Acabamos por ter uma posição de observadores, na sua maioria sem julgamento. Mas lá está, éramos quatro, cada um com a sua abordagem, o que faz com que as posturas sejam dispares, mas equilibradas.
Chernobil não é um tema fácil. Consegues falar um pouco sobre o que mais te impressionou na viagem? O que te marcou mais?
Podia dizer que foi o silêncio da cidade. Que é algo de impressionante. Só se ouve o vento a bater nas árvores. Não há um pássaro, um grilo. Os teus passos ecoam pelas ruas fora. Também podia dizer que os locais onde ainda se nota o rápido abandono de Pripyat, como o Hospital.
Mas acho que o que me marcou mais foi a atitude dos locais, como o guia, ou os trabalhadores de Chernobil em toda a situação. Para nós todo o acidente e as dezenas de milhares de mortes estavam bem presentes na nossa memória recente. Mas para eles é história antiga. Já não está presente no seu dia a dia. A vida passou por ali e continuou. Não digo que sejam insensíveis ao tema, claro que não, mas a aceitação já aconteceu.
Sei que tens uma posição relativamente reservada no que confere a exposições.
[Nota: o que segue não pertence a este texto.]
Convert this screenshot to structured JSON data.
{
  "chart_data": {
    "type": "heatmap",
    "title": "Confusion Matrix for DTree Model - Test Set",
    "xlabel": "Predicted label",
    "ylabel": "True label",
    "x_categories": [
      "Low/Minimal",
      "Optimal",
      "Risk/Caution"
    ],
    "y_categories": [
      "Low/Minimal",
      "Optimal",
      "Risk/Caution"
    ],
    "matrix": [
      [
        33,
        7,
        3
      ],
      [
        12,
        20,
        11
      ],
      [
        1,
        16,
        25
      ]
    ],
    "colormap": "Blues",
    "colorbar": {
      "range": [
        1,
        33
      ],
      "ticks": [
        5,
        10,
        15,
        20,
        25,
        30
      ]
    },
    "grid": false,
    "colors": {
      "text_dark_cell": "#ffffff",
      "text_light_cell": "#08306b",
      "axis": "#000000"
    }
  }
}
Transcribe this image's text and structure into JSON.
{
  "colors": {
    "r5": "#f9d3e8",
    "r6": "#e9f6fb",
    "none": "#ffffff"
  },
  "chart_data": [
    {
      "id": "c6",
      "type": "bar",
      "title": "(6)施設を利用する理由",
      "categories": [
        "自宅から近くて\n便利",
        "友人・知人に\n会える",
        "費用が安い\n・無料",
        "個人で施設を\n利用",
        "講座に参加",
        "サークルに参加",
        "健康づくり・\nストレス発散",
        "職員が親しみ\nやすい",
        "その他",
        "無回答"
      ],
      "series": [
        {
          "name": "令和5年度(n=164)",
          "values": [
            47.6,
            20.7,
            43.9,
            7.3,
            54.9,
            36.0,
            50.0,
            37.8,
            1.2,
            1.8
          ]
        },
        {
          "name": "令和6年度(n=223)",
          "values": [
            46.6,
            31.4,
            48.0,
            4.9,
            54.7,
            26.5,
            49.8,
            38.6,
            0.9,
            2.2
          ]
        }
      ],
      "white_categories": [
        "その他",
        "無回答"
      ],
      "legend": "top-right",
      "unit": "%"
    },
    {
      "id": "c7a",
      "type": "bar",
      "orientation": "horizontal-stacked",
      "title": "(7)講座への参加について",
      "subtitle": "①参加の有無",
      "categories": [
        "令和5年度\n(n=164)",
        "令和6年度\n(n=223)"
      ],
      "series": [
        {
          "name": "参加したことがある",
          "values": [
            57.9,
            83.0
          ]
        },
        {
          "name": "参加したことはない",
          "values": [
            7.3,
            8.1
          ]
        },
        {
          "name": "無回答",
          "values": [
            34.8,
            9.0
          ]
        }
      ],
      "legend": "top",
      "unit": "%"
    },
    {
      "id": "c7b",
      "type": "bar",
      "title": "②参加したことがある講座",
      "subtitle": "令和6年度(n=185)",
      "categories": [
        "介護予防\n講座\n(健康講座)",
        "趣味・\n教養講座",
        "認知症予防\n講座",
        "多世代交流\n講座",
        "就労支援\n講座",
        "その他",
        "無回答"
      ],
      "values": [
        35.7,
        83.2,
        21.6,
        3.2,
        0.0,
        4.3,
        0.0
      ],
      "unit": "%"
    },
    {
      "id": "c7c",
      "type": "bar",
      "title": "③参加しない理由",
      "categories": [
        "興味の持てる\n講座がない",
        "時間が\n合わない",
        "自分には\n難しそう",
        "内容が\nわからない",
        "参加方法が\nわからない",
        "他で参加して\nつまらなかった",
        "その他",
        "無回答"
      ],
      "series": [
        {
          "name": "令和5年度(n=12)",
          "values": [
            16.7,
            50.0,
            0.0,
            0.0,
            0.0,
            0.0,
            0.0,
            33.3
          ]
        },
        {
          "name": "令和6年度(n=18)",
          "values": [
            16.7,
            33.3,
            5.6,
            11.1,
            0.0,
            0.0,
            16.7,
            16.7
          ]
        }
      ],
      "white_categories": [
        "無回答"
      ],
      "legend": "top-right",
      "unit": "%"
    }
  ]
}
Para além do livro, vão inaugurar uma exposição. Queres falar um pouco sobre isso?
Não tenho nada a dizer. Não participei na sua (exposição) concepção. Isso é tudo com os outros (elementos do grupo).

Tó, muito obrigado pelo teu tempo e sinceridade. Por último, queres deixar uma mensagem a quem vai visitar a exposição e o lançamento do livro no próximo dia 28?
O prazer foi meu. Claro que quero. Apareçam. Apoiem as iniciativas amadoras. A fotografia portuguesa precisa de vocês. O livro está interessante e acredito que irá ser do vosso agrado.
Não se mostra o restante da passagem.